How to adapt your rowing workouts
In the following article, we will explain how to adapt the Rojabo workouts. How changing the different options affects and updates the different features you are given.
At sign up, you start by giving some background information. Using this we can estimate all the following parameters, the Power Guide, the Rojabo Meters, the training plan, weekly intensities, and fitness progress.
To adapt the training program to fit your actual current level of fitness, we need to know what you can actually pull today, not just guessing. Hence the two physical tests. Before the two tests are completed, your parameters will be based on the estimates.
The first step is to take the Power Efficiency Test, which gives you your first Power Guide. A guide on what watts/split times you need to follow for the Endurance test and the rest of your training.

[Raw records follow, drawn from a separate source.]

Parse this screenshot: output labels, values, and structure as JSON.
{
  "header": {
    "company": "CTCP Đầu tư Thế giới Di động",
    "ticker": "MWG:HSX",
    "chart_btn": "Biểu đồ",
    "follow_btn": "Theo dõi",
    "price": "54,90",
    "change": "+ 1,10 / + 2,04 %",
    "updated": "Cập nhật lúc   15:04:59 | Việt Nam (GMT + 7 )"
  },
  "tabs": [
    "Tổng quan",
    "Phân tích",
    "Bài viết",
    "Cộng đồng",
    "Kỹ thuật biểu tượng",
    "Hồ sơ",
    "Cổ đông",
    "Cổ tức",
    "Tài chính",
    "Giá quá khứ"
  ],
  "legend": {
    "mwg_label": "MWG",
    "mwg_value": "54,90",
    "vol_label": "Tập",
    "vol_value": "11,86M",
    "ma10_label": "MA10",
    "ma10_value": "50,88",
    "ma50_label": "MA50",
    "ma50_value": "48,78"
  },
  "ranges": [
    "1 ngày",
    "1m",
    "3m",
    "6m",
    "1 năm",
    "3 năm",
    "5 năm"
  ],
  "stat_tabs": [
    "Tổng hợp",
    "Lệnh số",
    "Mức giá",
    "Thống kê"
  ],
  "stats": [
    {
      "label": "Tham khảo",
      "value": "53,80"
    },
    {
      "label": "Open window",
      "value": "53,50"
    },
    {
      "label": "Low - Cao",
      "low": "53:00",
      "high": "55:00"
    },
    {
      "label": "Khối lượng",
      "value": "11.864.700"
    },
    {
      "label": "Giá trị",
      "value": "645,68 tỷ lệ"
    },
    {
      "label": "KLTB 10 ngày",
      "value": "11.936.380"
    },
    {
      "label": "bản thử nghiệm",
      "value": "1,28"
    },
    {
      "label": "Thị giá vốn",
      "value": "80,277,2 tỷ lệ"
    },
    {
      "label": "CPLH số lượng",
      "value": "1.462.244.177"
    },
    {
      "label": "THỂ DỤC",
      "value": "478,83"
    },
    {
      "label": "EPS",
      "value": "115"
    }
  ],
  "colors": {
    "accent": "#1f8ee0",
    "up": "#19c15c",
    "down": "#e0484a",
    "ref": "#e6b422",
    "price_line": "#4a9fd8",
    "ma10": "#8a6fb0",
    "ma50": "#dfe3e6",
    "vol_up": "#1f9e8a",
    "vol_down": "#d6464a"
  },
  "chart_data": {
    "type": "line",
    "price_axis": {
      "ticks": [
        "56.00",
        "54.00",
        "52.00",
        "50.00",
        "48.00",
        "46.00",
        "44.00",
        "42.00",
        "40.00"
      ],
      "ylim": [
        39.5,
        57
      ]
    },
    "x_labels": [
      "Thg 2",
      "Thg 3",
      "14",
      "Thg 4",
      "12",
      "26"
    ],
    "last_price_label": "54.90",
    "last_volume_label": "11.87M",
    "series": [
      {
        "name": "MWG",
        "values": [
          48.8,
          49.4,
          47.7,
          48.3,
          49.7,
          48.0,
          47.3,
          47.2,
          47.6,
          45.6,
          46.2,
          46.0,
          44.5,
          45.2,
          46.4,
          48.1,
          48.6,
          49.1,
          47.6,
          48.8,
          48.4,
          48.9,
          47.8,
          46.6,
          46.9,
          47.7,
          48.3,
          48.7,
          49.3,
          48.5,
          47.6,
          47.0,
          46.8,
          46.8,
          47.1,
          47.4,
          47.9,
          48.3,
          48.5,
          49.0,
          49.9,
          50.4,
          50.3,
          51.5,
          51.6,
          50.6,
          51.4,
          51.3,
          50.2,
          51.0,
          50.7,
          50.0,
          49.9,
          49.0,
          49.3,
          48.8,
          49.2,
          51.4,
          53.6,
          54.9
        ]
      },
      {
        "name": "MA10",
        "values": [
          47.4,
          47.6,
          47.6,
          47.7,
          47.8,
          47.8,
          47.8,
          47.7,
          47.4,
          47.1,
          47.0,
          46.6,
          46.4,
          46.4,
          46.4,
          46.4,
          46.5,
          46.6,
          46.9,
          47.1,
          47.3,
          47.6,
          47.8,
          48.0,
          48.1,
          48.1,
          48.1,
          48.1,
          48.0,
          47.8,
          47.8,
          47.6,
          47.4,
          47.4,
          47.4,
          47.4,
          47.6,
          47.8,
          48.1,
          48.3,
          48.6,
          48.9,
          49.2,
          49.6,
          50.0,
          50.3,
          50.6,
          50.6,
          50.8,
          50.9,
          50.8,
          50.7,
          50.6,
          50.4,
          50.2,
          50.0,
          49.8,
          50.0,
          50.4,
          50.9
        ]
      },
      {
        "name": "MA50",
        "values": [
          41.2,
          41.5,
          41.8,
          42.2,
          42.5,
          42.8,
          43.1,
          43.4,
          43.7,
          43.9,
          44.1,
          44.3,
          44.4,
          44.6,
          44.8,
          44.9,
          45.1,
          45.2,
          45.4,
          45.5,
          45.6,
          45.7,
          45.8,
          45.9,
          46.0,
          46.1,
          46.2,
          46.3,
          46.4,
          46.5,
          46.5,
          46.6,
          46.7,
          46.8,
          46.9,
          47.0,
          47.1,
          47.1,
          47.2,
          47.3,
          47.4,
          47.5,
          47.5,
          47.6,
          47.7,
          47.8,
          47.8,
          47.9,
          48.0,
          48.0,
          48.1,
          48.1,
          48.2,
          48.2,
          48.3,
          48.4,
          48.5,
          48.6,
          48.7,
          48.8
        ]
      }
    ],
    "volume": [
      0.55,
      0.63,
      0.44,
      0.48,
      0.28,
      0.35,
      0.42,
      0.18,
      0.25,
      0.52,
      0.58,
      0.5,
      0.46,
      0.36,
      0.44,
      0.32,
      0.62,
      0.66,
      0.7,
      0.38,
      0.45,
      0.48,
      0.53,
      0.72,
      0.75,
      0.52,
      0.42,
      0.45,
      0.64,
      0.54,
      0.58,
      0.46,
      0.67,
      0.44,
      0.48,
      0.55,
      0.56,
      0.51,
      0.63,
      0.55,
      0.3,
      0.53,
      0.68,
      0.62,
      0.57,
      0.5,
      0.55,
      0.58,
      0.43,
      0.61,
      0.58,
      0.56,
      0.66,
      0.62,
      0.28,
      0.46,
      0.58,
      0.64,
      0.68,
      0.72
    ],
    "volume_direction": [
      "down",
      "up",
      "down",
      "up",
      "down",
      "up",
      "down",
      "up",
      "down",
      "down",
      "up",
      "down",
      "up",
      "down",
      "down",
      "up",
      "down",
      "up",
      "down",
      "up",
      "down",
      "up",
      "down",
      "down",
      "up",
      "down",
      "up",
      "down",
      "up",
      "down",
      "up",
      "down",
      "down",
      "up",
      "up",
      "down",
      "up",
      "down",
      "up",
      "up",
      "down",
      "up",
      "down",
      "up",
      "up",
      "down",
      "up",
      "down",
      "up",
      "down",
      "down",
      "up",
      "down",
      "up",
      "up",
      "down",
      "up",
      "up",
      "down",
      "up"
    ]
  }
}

1st Test – The Power Efficiency Test
This test is to find what we call “the standard stroke power.” It means what you are comfortable with pulling, with good technique and flow at different stroke rates. It is vital that this test is not completed as a Power test where you pull more than you really naturally can. If you pull too hard, you risk getting a training program that will be too hard for you, not match your fitness level.
Input and save the results to get the Power Guide.
Find the Power Guide under the Training plan tab.
Following the Power Guide during workouts, will help you perform the workouts at the intended intensity, know what you need to pull at the different stroke rates.
Perform the Endurance test the next day.
2nd Test – The Endurance Test
The Endurance Test is the “all-out” test. A Step test with x times 4-minute intervals with 30-sec rest between steps. Rowing starts at spm 20 with an increase of 2 spm every step. The test is where you pull your limits both physically and mentally, where you find your current fitness. The test is over when you reach a stage where you no longer can keep your target watts.
We ask you to complete the tests regularly so we can get feedback on your improvement. Just like a personal coach would do, by following you closely. The test will replace a day’s workout with a demand of registering the results.
The result is used to calculate your Rojabo Meters, training plan, weekly intensities, and fitness progress based on actual results.
Perform your first Power Efficiency Test one day and Endurance test the day after.
Other than the two tests, the two parameters that have an effect on your indicators when you change them are the events and the training days.
Changing the events, the time, and the distance will change the training plan with workouts to match the required intensities, to get you best prepared for the event. It will also change the weekly intensities. There will be an email shortly to describe this in detail.
Changing the training days and the number of sessions will have a more radical effect on the parameters. The Rojabo Meters will stay the same but as you train more frequently or less often the fitness progress will change, you will get in better shape faster the more you train, the weekly intensities will be different and the training plan will be adapted to the new number of sessions.
Once a month you will be asked to retake the Endurance Test. This will have an effect on the Robajo meters. Are you now in better form? Your Rojabo Index will be higher and your Actual Max better. Hopefully, you will be able to tolerate and get through longer workout sessions.
Every 3-months you will be asked to retake the Power Efficiency Test. There can be changes to the Power guide. If you have become stronger or improved your rowing technique during the last three months, you can expect some changes. You need to retake the Endurance Test before the Rojabo Meters are adapted to match the new fitness level.
Our notification panel will guide you along the way giving instructions on what needs to be done next for updating the training plan.
The Rojabo Training program adapts your workouts to your schedule, goals, and current level of fitness, which means that you will always have a unique training program that will help you train towards the event you have coming up.